In the event the IPUC approves a change to Idaho Power's Idaho-jurisdictional allowed return on equity as part of a general rate case proceeding seeking a rate change effective prior to January 1, 2020, the Idaho ROE thresholds (9.5 percent10.0 percent, and 10.5 percent) will be adjusted prospectively.

Neither the settlement stipulation nor the associated IPUC order impose a moratorium on Idaho Power filing a general rate case or other form of rate proceeding during the term of the settlement stipulation.

Idaho Power recorded no additional ADITC amortization and a $3.2 million provision against current revenue for sharing with customers for 2015 under the October 2014 Idaho settlement stipulation, as its Idaho ROE for 2015 was above 10.0 percent.

Fixed Cost Adjustment: The Idaho jurisdiction fixed cost adjustment (FCA) mechanism is designed to remove Idaho Power’s financial disincentive to invest in energy efficiency programs by separating (or decoupling) the recovery of fixed costs from the variable kilowatt-hour charge and linking it instead to a set amount per customer.  The FCA mechanism is adjusted each year to collect, or refund, the difference between the authorized fixed-cost recovery amount and the actual fixed costs recovered by Idaho Power during the year. The annual change in the FCA recovery is capped at no more than 3 percent of base revenue, with any excess deferred for collection in a subsequent year.
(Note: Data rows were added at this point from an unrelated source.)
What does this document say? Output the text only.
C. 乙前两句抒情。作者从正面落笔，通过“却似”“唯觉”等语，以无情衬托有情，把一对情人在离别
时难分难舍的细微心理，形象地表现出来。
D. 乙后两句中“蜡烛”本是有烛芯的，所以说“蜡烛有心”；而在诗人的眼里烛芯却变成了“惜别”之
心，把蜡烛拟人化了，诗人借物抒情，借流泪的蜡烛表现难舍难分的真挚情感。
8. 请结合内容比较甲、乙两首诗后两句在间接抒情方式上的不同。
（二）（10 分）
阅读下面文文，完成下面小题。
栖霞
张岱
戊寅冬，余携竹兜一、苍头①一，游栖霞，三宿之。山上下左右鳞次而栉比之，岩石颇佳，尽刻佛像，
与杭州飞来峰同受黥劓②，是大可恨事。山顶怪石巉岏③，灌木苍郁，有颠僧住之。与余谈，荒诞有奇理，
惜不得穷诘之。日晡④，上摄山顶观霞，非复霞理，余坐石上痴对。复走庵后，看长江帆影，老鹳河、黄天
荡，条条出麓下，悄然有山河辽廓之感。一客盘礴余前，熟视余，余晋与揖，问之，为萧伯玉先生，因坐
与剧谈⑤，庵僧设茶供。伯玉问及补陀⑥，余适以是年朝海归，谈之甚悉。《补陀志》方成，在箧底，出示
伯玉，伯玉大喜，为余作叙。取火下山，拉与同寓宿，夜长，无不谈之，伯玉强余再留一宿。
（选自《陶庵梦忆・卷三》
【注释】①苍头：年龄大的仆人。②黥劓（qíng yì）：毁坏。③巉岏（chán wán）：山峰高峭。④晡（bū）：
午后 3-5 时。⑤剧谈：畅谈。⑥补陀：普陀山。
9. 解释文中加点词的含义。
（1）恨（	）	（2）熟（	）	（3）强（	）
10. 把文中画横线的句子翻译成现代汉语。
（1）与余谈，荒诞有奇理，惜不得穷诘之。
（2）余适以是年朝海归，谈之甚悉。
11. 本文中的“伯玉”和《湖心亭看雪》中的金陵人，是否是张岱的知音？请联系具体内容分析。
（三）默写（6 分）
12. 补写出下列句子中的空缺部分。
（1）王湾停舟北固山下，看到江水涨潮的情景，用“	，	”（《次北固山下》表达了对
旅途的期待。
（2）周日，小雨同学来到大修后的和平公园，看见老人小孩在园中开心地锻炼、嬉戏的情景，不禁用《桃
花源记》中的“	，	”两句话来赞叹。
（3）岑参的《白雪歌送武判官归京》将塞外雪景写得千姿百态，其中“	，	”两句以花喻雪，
The following table summarizes FCA amounts approved for collection in the prior three FCA years:
FCA Year
 
Period Rates in Effect
 
Annual Amount
(in millions)
2014
 
June 1, 2015-May 31, 2016
 
$16.9
2013
 
June 1, 2014-May 31, 2015
 
$14.9
2012
 
June 1, 2013-May 31, 2014
 
$8.9


In July 2014, the IPUC opened a docket to allow Idaho Power, the IPUC Staff, and other interested parties to further evaluate the IPUC Staff's concerns regarding the application of the FCA mechanism (including weather-normalization, customer count methodology, rate adjustment cap, and cross-subsidization issues) and whether the FCA is effectively removing Idaho Power's disincentive to aggressively pursue energy efficiency programs. In May 2015, the IPUC approved a settlement stipulation that modified the FCA mechanism by replacing weather-normalized billed sales with actual billed sales in the calculation of the FCA, applicable for the entirety of calendar year 2015 and thereafter, and reflected in FCA charges effective June 1, 2016.
Notable Oregon Regulatory Matters

Oregon Base Rate Changes: Oregon base rates were most recently established in a general rate case in 2012. In February 2012, the OPUC issued an order approving a settlement stipulation that provided for a $1.8 million base rate increase, a return on equity of 9.9 percent, and an overall rate of return of 7.757 percent in the Oregon jurisdiction. New rates in conformity with the settlement stipulation were effective March 1, 2012. Subsequently, in September 2012, the OPUC issued an order approving an approximately $3.0 million increase in annual Oregon jurisdiction base rates, effective October 1, 2012, for inclusion of the Langley Gulch power plant in Idaho Power's Oregon rate base.

Federal Regulatory Matters - Open Access Transmission Tariff Rates

Idaho Power uses a formula rate for transmission service provided under its OATT, which allows transmission rates to be updated annually based primarily on financial and operational data Idaho Power files with the FERC.  Idaho Power's OATT rates submitted to the FERC in Idaho Power's four most recent annual OATT Final Informational Filings were as follows:
Applicable Period
 
OATT Rate (per kW-year)
October 1, 2015 to September 30, 2016
 
$
23.43

October 1, 2014 to September 30, 2015
 
$
22.48

October 1, 2013 to September 30, 2014
 
$
22.80

October 1, 2012 to September 30, 2013
 
$
21.29



Idaho Power's current OATT rate is based on a net annual transmission revenue requirement of $121.3 million, which represents the OATT formulaic determination of Idaho Power's net cost of providing OATT-based transmission service.